Thursday, September 05, 2002
I won't bore you too much with my woes. But, yesterday, after lunch, I got the worst headache I think I've ever had. Right behind the eyes. I was nauseous. And dizzy. And sweaty. And weak. I can't blame the Thai food cause nobody else got sick, but I do blame the stress. I try lying down on the floor of my boss's office (god bless her) and it just gets worse. So, I take the afternoon off ("I gotta go home," I say) and hop on the #5 bus for the most excruciating bus ride I've ever taken. I've never enjoyed throwing up...never have from alcohol and rarely am that sick, but I was close. Head against the window, squinting, the Seattle Weekly curled up into an origami bucket, just in case. Got off near my house, wobbling, and it took me ten minutes to walk the three blocks to my place. Get into bed with a cold towel over my eyes and a large pan close by. I fall asleep. Becca brings me apple juice. I don't throw up. And now I feel fine. Back to work. The end.

I give a shout out to C Monster. My doctor, my dinner.



Wednesday, September 04, 2002
Myna zavut Pasha.

Well, I'm taking Russian. Any bets on how long this will last? My patience for homework is not legendary. In fact, it's not even legend. It's just dairy.

Maybe it's the time of year, but I've been really down on myself lately. Anyone else feel this? Not me, you jerk. Yourself. Human endeavor, it seems to me, should be slow and consistent, and punctuated with breaks for appreciation. Our modern life eliminates this as an option.

Maybe we should all sigh.

Pauls, From Ithaca, New York, via Wisconsin, Virginia, and NYC



Tuesday, September 03, 2002
It rained yesterday. The first downpour of the coming Fall. The dry grass says, "finally." I say, "at last."

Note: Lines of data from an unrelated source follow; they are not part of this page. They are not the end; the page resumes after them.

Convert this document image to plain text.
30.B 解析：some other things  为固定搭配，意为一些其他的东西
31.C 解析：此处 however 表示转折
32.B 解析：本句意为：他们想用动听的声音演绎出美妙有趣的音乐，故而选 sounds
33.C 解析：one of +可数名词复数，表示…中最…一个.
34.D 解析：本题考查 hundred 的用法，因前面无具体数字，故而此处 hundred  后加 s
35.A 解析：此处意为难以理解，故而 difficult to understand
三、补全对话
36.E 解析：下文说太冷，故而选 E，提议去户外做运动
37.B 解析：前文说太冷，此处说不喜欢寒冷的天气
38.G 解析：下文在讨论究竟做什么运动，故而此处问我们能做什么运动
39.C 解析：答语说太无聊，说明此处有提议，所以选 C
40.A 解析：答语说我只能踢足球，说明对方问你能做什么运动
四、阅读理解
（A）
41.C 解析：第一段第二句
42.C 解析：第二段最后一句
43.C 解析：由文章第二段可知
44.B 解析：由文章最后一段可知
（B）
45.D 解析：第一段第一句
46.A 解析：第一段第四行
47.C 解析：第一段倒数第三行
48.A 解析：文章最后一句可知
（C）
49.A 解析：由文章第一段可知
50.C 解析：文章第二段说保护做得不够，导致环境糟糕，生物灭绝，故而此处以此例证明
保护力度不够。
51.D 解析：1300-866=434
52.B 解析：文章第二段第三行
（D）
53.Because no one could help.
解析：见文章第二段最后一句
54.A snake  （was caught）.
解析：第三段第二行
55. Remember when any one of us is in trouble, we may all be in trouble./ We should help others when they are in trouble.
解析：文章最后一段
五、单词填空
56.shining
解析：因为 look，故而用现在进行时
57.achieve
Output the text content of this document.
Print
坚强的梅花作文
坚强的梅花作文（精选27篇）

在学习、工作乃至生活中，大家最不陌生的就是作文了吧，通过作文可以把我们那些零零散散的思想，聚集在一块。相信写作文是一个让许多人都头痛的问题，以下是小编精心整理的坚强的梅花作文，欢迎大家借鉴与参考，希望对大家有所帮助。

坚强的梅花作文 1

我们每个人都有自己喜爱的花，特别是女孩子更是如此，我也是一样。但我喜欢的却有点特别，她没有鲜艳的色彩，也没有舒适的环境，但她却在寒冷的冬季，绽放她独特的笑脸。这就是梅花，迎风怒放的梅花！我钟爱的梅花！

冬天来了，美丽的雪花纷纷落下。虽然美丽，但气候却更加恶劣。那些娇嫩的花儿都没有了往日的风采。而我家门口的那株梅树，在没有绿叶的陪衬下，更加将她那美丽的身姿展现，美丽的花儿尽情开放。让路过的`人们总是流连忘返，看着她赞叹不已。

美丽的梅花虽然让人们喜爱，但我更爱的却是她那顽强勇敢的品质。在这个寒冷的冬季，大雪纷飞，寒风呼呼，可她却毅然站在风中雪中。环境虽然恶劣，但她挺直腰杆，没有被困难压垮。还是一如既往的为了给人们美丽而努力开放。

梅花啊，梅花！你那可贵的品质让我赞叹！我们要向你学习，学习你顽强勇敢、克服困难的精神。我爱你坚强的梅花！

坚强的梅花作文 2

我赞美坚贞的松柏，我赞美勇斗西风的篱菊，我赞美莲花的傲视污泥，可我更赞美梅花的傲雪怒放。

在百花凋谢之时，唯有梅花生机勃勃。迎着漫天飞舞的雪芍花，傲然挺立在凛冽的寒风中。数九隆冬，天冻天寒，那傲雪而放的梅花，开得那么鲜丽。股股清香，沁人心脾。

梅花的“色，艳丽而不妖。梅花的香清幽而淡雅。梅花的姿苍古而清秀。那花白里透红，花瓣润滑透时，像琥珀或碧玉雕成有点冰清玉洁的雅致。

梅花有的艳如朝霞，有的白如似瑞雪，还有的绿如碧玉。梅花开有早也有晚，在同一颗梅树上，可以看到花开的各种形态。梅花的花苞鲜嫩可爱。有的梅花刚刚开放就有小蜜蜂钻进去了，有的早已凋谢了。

This has been a weekend of living the American life. Going on water slides at Wild Waves (an aquatic leisure park), slapping asses at overcrowded bars, checking out the Evergreen State Fair ("Them some big cows! Sweeeet JESUS!"), but most importantly, attending a demolition derby at the Evergreen Speedway. I've haven't seen so many crushed cars since I last drove down to Portland and witnessed the aftermath of a ten car pileup in the opposite highway lane. Gawd DAMN! Picture eight school busses racing each other in a tight figure 8 track. BANG! SMASH! Digest that picture while I sit in my cubicle, recovering from the diesel fumes.